- 1963 Topps Dick Brown baseball card
- Catcher
- Born: January 17, 1935 Shinnston, West Virginia, U.S.
- Died: April 17, 1970 (aged 35) Baltimore, Maryland, U.S.
- Batted: RightThrew: Right

MLB debut
- June 20, 1957, for the Cleveland Indians

Last MLB appearance
- October 3, 1965, for the Baltimore Orioles

MLB statistics
- Batting average: .244
- Home runs: 62
- Runs batted in: 223
- Stats at Baseball Reference

Teams
- Cleveland Indians (1957–1959); Chicago White Sox (1960); Detroit Tigers (1961–1962); Baltimore Orioles (1963–1965);

= Dick Brown (baseball) =

American baseball player (1935–1970)

Richard Ernest Brown (January 17, 1935 – April 17, 1970) was an American professional baseball catcher who played in Major League Baseball (MLB) for the Cleveland Indians, Chicago White Sox, Detroit Tigers and Baltimore Orioles. The native of Shinnston, West Virginia, attended Florida State University. He threw and batted right-handed and was listed as 6 ft 2 in tall and 176 lb. His brother Larry Brown had a 12-year MLB career (1963–74) as an infielder with four American League teams.

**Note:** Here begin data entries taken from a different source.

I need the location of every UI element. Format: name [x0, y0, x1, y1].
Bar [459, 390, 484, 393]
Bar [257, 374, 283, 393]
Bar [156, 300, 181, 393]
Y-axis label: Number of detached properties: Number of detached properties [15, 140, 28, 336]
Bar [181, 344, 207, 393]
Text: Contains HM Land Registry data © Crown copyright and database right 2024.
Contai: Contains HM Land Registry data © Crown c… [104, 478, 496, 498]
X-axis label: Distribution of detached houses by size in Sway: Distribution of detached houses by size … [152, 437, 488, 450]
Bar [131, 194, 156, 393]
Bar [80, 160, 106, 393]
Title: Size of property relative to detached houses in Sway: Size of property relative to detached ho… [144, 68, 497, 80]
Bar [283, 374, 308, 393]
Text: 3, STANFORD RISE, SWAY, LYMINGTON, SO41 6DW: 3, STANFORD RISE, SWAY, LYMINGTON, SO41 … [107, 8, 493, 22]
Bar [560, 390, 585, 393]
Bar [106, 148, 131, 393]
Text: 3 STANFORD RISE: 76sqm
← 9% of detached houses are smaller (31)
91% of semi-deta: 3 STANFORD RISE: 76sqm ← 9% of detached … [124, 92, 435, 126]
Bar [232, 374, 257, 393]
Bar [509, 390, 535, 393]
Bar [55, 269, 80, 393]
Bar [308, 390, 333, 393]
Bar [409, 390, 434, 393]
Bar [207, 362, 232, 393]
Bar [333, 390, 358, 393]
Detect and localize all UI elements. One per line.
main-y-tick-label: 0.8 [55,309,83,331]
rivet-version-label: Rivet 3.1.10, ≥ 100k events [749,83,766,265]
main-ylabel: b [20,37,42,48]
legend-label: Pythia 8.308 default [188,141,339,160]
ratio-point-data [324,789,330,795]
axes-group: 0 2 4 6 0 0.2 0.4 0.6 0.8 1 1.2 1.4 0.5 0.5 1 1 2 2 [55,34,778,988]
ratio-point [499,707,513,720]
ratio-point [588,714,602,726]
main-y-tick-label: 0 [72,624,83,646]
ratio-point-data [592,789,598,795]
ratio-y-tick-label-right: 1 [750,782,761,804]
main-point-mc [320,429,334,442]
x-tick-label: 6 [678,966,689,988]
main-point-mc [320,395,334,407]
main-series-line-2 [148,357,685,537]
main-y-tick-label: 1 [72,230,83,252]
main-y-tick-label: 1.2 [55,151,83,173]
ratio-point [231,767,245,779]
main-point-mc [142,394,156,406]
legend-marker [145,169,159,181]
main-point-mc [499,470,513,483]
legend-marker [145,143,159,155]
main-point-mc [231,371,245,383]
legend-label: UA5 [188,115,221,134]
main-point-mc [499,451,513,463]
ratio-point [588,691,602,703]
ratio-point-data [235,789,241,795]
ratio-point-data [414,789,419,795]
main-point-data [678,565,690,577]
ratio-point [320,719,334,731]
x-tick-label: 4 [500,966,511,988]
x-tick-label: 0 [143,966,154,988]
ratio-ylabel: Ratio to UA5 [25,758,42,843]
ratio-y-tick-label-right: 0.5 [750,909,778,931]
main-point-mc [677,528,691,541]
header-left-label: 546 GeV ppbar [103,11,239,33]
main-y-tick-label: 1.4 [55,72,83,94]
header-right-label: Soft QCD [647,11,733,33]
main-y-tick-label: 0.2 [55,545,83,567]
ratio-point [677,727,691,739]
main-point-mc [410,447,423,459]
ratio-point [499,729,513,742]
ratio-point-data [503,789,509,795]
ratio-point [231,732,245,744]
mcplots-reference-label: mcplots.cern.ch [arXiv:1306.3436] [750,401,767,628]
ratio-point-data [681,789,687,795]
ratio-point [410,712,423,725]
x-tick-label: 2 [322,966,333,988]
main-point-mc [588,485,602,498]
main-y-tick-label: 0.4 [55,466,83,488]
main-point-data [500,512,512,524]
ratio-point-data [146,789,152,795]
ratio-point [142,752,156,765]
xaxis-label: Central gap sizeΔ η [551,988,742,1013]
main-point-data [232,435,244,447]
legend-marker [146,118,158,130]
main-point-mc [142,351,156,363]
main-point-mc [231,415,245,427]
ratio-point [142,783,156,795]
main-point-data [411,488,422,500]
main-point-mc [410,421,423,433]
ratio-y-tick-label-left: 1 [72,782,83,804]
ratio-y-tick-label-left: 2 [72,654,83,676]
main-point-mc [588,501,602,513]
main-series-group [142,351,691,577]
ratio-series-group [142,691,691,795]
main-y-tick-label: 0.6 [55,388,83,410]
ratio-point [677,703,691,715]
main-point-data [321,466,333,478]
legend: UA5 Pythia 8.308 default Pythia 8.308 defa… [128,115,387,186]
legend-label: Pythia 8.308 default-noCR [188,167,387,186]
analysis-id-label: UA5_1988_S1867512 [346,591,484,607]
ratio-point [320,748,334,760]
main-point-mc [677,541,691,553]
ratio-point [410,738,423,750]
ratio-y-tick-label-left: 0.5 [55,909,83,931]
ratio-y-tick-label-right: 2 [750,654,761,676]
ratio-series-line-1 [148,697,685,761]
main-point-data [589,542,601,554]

Originally signed by the Indians in 1953, Dick Brown made his big league debut on June 20, 1957, against the Boston Red Sox at the age of 22. After three seasons with the Indians, he was traded to the Chicago White Sox on December 6, 1959, along with Don Ferrarese, Minnie Miñoso and Jake Striker for Norm Cash, Bubba Phillips and Johnny Romano.

Brown caught for six pitchers who would eventually be inducted into the Baseball Hall of Fame. He played in 636 games over nine seasons, hitting .244 with 62 home runs and 223 runs batted in. His best two seasons were the two he spent with Detroit: he hit 16 home runs in 1961 and 12 home runs in 1962. He had a career .989 fielding percentage. Career highlights include back-to-back-to-back home runs he hit with Norm Cash and Steve Boros on May 23, 1961. He hit a grand slam less than one month earlier on April 29.

He played his final game on October 3, 1965. He had been expected to continue as the Orioles' starting catcher entering the 1966 season, but the discovery of a brain tumor early in spring training necessitated surgery to remove it on March 7. Additional surgery 11 1/2 weeks later revealed another brain tumor, an inoperable one that effectively ended Brown's playing career and cost him his life. He served as a scout for the Orioles until his death at age 35 in Baltimore in 1970.